Sumbawa Barat.Mediajurnalindonesia.id – Layanan kesehatan bergerak di Kabupaten Sumbawa Barat terus dikembangkan untuk mempercepat akses masyarakat terhadap pelayanan kesehatan. Setelah lebih dari setahun berjalan, layanan Tim Reaksi Cepat (TRC) Ambulans Puskesmas kini diperkuat melalui program Siaga Prima KSB dan TRC Satu Komando yang terintegrasi dengan Aplikasi KSB Maju.

Sistem tersebut secara resmi diluncurkan Bupati Sumbawa Barat H. Amar Nurmansyah, S.T., M.Si., di Aula Lantai III Sekretariat Daerah Kabupaten Sumbawa Barat, Selasa (1/9/2026). Peluncuran dirangkaikan dengan penutupan kegiatan peningkatan kapasitas TRC Ambulans Puskesmas.

Kepala Dinas Kesehatan Kabupaten Sumbawa Barat, dr. Carlof, melaporkan bahwa sejak diluncurkan pada Mei 2025, layanan TRC Ambulans Puskesmas terus berkembang dan menjadi salah satu layanan kesehatan yang dekat dengan kebutuhan masyarakat.

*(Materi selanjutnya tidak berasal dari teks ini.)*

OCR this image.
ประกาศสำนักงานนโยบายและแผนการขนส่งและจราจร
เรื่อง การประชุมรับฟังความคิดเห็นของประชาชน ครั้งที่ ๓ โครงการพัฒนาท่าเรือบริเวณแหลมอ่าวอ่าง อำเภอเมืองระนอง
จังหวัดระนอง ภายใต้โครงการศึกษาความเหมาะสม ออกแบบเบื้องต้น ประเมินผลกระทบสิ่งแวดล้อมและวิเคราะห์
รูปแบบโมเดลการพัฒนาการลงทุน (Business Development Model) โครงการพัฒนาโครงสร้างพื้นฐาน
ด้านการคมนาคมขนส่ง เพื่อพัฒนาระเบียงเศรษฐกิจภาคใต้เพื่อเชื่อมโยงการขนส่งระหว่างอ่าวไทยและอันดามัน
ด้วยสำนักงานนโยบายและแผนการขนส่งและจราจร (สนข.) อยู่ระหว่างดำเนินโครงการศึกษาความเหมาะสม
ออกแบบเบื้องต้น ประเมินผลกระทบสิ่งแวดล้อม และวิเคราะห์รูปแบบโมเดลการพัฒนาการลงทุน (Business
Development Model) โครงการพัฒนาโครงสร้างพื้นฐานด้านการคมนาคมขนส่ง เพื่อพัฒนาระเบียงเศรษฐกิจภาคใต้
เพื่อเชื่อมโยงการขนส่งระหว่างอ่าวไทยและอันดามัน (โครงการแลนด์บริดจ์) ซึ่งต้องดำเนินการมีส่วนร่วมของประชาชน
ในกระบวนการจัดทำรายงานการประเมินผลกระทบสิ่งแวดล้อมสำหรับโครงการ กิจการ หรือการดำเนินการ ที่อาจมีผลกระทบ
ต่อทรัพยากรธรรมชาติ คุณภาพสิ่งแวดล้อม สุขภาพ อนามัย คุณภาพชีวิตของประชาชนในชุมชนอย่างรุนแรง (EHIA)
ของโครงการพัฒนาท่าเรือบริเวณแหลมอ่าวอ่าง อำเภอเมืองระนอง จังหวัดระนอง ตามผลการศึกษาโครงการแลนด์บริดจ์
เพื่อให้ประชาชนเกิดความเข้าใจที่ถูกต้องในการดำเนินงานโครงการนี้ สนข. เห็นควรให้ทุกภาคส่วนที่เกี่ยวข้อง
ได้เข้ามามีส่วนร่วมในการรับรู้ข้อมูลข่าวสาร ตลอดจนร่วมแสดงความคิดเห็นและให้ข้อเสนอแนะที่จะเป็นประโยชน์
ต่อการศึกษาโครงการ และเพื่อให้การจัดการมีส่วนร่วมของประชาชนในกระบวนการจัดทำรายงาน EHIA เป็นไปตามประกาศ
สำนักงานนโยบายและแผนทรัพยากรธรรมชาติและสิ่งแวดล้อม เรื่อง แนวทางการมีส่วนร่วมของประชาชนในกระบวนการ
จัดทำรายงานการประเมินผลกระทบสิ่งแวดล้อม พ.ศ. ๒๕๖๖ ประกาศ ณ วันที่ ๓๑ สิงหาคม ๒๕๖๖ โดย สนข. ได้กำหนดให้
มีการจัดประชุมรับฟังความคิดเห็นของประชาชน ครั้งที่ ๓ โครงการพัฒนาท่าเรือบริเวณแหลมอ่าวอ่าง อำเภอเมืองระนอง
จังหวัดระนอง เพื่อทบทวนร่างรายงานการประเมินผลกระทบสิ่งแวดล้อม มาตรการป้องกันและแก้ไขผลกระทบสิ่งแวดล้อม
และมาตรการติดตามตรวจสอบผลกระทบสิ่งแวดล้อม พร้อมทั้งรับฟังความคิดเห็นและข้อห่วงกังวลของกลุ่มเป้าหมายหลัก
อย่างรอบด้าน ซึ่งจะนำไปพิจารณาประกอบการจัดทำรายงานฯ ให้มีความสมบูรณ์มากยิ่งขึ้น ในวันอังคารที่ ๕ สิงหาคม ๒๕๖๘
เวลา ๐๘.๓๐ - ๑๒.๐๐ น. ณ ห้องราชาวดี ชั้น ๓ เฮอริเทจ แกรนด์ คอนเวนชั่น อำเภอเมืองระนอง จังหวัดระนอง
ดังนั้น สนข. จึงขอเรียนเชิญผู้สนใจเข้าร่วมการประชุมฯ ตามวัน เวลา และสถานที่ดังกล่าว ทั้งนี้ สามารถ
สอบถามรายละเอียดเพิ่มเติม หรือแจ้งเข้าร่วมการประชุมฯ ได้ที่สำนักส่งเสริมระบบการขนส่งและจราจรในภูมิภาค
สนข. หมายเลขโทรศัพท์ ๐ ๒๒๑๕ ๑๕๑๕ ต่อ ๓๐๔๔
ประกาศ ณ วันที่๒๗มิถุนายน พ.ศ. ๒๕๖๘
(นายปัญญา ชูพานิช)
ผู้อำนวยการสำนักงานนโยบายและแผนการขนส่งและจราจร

Hingga 31 Agustus 2026, tercatat sebanyak 28.672 layanan dari 10 Puskesmas di Kabupaten Sumbawa Barat. Puskesmas Poto Tano mencatat jumlah layanan tertinggi sebanyak 4.873 layanan, disusul Puskesmas Sekongkang 3.472 layanan, Puskesmas Taliwang II sebanyak 3.004 layanan, dan Puskesmas Taliwang I sebanyak 2.984 layanan.

Sebagian besar layanan TRC Ambulans tersebut tidak hanya menangani kondisi kegawatdaruratan. Pada 2026, sebanyak 85,9 persen merupakan kasus non-emergensi, 12,53 persen berupa kunjungan layanan kesehatan terjangkau, dan 1,56 persen merupakan kasus emergensi.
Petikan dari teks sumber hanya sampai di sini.